A package to aggregate atomistic forces to estimate the forces of a given manybody potential of mean force.
Install the aggforce package from source by calling pip install .
,
pip install .[nonlinear]
, or pip install .[test]
from the
repository's root directory. The initial option will install only what is
needed to optimize linear maps, the second will install what is needed for
featurized (nonlinear) maps, and the third allows one to run pytest
.
In order to use the built-in featurizers to find configurationally dependent
force mappings, JAX must be installed.
The [nonlinear]
and [test]
targets satisfy this using a CPU accelerated
version of JAX. However, it is often necessary to install a GPU
accelerated version; for instructions on how to do so, see the JAX
documentation.
The following code shows how to generate an optimal linear force aggregation map that does not change based on molecular configuration.
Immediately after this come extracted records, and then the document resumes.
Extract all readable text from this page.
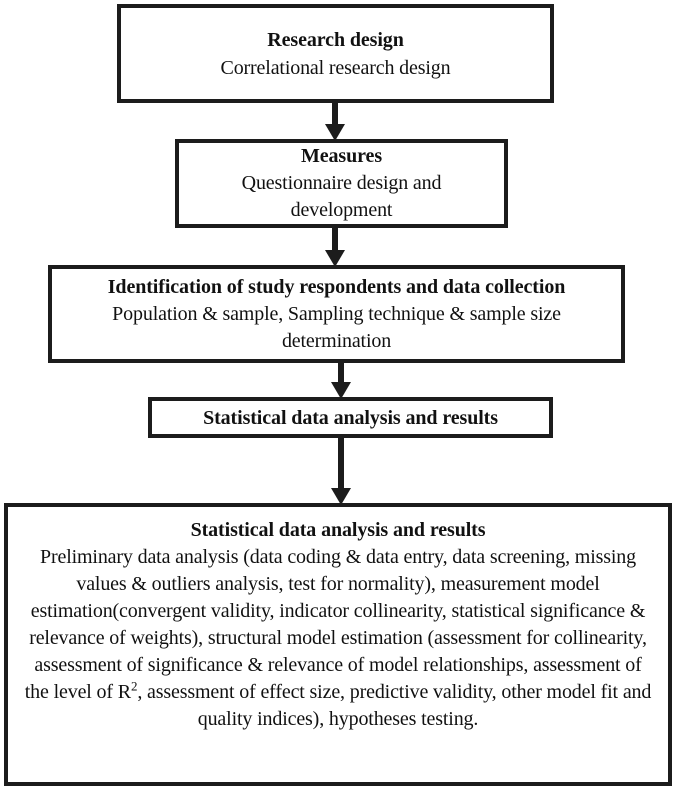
Research design
Correlational research design
Measures
Questionnaire design and development
Identification of study respondents and data collection
Population & sample, Sampling technique & sample size determination
Statistical data analysis and results
Statistical data analysis and results
Preliminary data analysis (data coding & data entry, data screening, missing values & outliers analysis, test for normality), measurement model estimation(convergent validity, indicator collinearity, statistical significance & relevance of weights), structural model estimation (assessment for collinearity, assessment of significance & relevance of model relationships, assessment of the level of $R^2$, assessment of effect size, predictive validity, other model fit and quality indices), hypotheses testing.
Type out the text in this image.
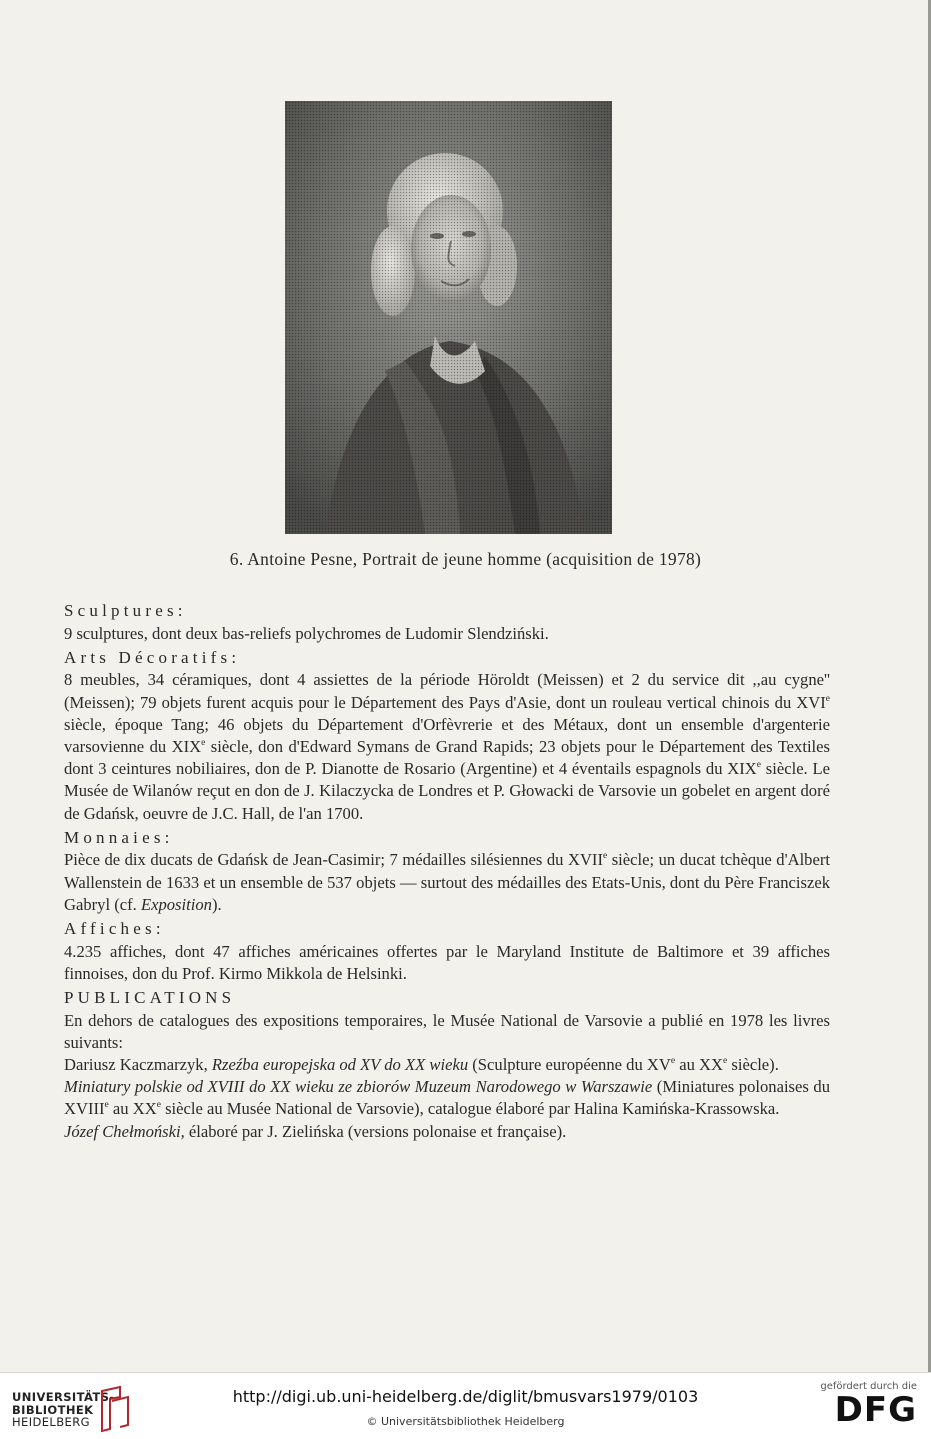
6. Antoine Pesne, Portrait de jeune homme (acquisition de 1978)

Sculptures:

9 sculptures, dont deux bas-reliefs polychromes de Ludomir Slendziński.

Arts Décoratifs:

8 meubles, 34 céramiques, dont 4 assiettes de la période Höroldt (Meissen) et 2 du service dit ,,au cygne'' (Meissen); 79 objets furent acquis pour le Département des Pays d'Asie, dont un rouleau vertical chinois du XVIe siècle, époque Tang; 46 objets du Département d'Orfèvrerie et des Métaux, dont un ensemble d'argenterie varsovienne du XIXe siècle, don d'Edward Symans de Grand Rapids; 23 objets pour le Département des Textiles dont 3 ceintures nobiliaires, don de P. Dianotte de Rosario (Argentine) et 4 éventails espagnols du XIXe siècle. Le Musée de Wilanów reçut en don de J. Kilaczycka de Londres et P. Głowacki de Varsovie un gobelet en argent doré de Gdańsk, oeuvre de J.C. Hall, de l'an 1700.

Monnaies:

Pièce de dix ducats de Gdańsk de Jean-Casimir; 7 médailles silésiennes du XVIIe siècle; un ducat tchèque d'Albert Wallenstein de 1633 et un ensemble de 537 objets — surtout des médailles des Etats-Unis, dont du Père Franciszek Gabryl (cf. Exposition).

Affiches:

4.235 affiches, dont 47 affiches américaines offertes par le Maryland Institute de Baltimore et 39 affiches finnoises, don du Prof. Kirmo Mikkola de Helsinki.

PUBLICATIONS

En dehors de catalogues des expositions temporaires, le Musée National de Varsovie a publié en 1978 les livres suivants:

Dariusz Kaczmarzyk, Rzeźba europejska od XV do XX wieku (Sculpture européenne du XVe au XXe siècle).

Miniatury polskie od XVIII do XX wieku ze zbiorów Muzeum Narodowego w Warszawie (Miniatures polonaises du XVIIIe au XXe siècle au Musée National de Varsovie), catalogue élaboré par Halina Kamińska-Krassowska.

Józef Chełmoński, élaboré par J. Zielińska (versions polonaise et française).

UNIVERSITÄTS-
BIBLIOTHEK
HEIDELBERG
http://digi.ub.uni-heidelberg.de/diglit/bmusvars1979/0103
© Universitätsbibliothek Heidelberg
gefördert durch die
DFG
We grab test data, create a carbon alpha configurational mapping, detect constrained bonds from the trajectory, and then produce and apply an optimized force aggregation map to the trajectory.
from aggforce import linearmap as lm
from aggforce import agg as ag
from aggforce import constfinder as cf
import numpy as np
import re
import mdtraj as md
# get data
forces = np.load("tests/data/cln025_record_2_prod_97.npz")["Fs"]
coords = np.load("tests/data/cln025_record_2_prod_97.npz")["coords"]
pdb = md.load("tests/data/cln025.pdb")
# we use a carbon alpha configurational map, so we use mdtraj to get a topology an
# then filter by name to get a map. The map is of the form
# [[inds1],[inds2],[inds3] where each list element of the parent list corresponds
# to the atoms contributing to a particular cg particle
inds = []
atomlist = list(pdb.topology.atoms)
for ind, a in enumerate(atomlist):
if re.search(r"CA$", str(a)):
inds.append([ind])
# linear transformations (for forces and configurations) are represented by
# LinearMap instances
# we create our configurational c-alpha map, which is needed to optimize
# the force map
cmap = lm.LinearMap(inds, n_fg_sites=coords.shape[1])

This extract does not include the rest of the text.